For researchers, the new application is in direct link with new software developed to manage the database of bite and tick reports archived in the CiTIQUE program’s library. A 6-digit identification number links each tick to the information given by users when they report a bite: date, body area bitten, number of ticks implanted, place of bite, type of environment, reason for presence at the bite site (walk, work, etc.), photo of the bite and / or tick. For scientists, benefiting from and the sample of the tick responsible for the bite, and the context of the bite, greatly increases the information useful for advancing research. Information and associated tick samples in the library are made available to the national and international scientific community.
The first results
Thanks to a strong citizen mobilization, in three years CiTIQUE has been able to draw up a first national mapping of tick bite reports, which is intended to be further enriched thanks to the reports to come. The data already collected made it possible to confirm the periods most at risk: spring and autumn. Analysis of the infectious content of ticks has shown a wide geographic distribution of the bacterium (Borrelia burgdorferi) responsible for Lyme disease in mainland France: around 15% of the ticks analyzed throughout the territory carry this bacterium.

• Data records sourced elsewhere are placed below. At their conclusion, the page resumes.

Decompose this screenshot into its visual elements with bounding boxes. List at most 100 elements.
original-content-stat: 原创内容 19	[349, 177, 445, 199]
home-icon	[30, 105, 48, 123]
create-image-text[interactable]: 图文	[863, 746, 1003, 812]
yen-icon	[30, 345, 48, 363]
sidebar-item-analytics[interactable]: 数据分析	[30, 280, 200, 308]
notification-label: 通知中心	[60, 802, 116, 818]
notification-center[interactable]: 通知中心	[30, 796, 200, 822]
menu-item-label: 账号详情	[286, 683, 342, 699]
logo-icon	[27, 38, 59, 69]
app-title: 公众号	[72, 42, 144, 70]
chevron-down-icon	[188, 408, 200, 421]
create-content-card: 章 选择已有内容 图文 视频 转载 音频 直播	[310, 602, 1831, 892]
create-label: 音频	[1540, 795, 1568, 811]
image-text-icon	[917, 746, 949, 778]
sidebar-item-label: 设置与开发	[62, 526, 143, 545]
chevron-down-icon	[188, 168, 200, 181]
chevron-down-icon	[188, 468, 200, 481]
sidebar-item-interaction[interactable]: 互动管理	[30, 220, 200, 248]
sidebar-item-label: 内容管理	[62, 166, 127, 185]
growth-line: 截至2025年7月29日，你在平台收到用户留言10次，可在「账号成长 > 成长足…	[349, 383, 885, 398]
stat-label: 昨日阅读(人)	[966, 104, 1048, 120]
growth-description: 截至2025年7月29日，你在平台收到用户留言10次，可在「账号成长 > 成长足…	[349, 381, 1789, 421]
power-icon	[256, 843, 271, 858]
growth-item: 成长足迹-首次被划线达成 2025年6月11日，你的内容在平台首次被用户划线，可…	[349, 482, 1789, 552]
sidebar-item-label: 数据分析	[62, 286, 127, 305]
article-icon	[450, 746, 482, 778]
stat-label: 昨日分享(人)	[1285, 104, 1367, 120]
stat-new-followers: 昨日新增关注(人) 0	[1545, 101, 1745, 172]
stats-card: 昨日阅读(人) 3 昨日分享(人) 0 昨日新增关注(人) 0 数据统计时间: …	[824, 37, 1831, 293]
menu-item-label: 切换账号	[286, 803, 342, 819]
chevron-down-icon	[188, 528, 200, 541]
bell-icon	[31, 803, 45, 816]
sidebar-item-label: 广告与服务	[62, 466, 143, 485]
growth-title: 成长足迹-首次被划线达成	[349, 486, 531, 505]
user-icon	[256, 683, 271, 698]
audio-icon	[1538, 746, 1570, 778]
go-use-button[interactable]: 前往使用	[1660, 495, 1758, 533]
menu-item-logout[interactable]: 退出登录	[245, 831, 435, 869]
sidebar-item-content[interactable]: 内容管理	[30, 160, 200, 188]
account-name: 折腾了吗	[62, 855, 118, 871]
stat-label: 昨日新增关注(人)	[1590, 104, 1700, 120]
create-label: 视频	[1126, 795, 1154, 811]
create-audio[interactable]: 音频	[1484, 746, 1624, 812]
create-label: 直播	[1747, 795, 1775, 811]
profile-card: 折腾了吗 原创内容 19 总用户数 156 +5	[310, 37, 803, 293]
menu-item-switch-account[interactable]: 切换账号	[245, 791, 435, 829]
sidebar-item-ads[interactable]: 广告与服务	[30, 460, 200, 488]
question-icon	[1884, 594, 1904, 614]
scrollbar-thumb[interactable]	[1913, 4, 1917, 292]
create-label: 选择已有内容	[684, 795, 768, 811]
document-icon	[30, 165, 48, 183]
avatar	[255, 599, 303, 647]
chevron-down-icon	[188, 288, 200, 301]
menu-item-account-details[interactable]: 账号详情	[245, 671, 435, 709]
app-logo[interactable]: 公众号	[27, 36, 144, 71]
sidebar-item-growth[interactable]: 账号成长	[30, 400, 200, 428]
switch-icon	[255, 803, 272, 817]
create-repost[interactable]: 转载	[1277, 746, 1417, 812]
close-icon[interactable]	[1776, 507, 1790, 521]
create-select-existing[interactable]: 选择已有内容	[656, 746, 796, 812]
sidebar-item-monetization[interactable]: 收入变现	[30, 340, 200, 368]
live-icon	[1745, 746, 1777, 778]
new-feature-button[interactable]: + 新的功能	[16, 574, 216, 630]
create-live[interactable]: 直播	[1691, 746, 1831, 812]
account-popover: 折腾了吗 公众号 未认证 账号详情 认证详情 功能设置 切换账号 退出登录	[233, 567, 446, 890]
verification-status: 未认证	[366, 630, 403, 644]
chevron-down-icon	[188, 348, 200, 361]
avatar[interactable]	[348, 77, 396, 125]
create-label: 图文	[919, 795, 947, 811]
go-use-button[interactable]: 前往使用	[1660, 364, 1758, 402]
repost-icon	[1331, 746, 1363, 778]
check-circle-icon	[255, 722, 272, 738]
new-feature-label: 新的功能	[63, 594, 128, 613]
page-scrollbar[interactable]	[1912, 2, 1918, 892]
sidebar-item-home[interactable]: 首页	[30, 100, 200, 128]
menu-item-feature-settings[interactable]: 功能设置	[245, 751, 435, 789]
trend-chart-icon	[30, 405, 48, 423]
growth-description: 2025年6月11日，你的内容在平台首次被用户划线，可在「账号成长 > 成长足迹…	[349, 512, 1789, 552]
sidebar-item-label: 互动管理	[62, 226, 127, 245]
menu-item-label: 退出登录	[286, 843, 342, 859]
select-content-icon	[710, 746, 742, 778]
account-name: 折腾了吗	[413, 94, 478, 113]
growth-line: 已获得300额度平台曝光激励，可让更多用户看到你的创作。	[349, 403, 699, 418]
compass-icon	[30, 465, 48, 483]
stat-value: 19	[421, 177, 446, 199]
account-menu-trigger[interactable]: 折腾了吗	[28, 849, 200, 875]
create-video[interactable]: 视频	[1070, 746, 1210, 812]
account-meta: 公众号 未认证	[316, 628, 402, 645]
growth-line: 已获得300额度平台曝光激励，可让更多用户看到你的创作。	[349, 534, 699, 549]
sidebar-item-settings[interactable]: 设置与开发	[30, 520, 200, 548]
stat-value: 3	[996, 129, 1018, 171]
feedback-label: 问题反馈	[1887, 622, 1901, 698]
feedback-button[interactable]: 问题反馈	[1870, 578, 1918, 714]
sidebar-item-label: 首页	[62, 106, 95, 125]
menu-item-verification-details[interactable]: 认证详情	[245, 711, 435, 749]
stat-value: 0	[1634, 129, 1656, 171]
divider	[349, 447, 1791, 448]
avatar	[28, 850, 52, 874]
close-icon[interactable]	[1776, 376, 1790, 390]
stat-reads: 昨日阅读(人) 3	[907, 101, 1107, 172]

Another important result, a third of the bites takes place in private gardens or public parks, which requires rethinking prevention in these familiar spaces where people are reluctant to strictly follow the individual prevention measures recommended for outings in the forest. . Finally, the researchers noted that the increase in reports of bites in dogs and cats begins 3 to 4 weeks before the increase in reports in humans. These animals could therefore constitute good sentinels to assess the risk of a tick bite in humans.
Ticks reported and analyzed by citizens
Since March 2019, the ticks reported via the application and sent to the CiTIQUE program have been analyzed by citizens and middle and high school students alongside researchers, during internships in a research laboratory open to the public, the All Researchers laboratory of the INRAE Grand Est-Nancy center.
A dozen two- to three-day research internships enabled 288 volunteer citizens to participate in all stages of the scientific process. With the researchers, the citizens constructed the research questions and carried out experiments and analyzes on ticks that bit cats and dogs, the question of the risk that these pets represent for their owners being regularly raised by citizens. These citizen-researchers thus identified 401 ticks and analyzed the infectious content of 118 ticks. This is the first time that results of morphological identification of ticks and analyzes of infectious agents by molecular biology have been generated by citizens and students, who contribute from stage to stage to enrich scientific knowledge.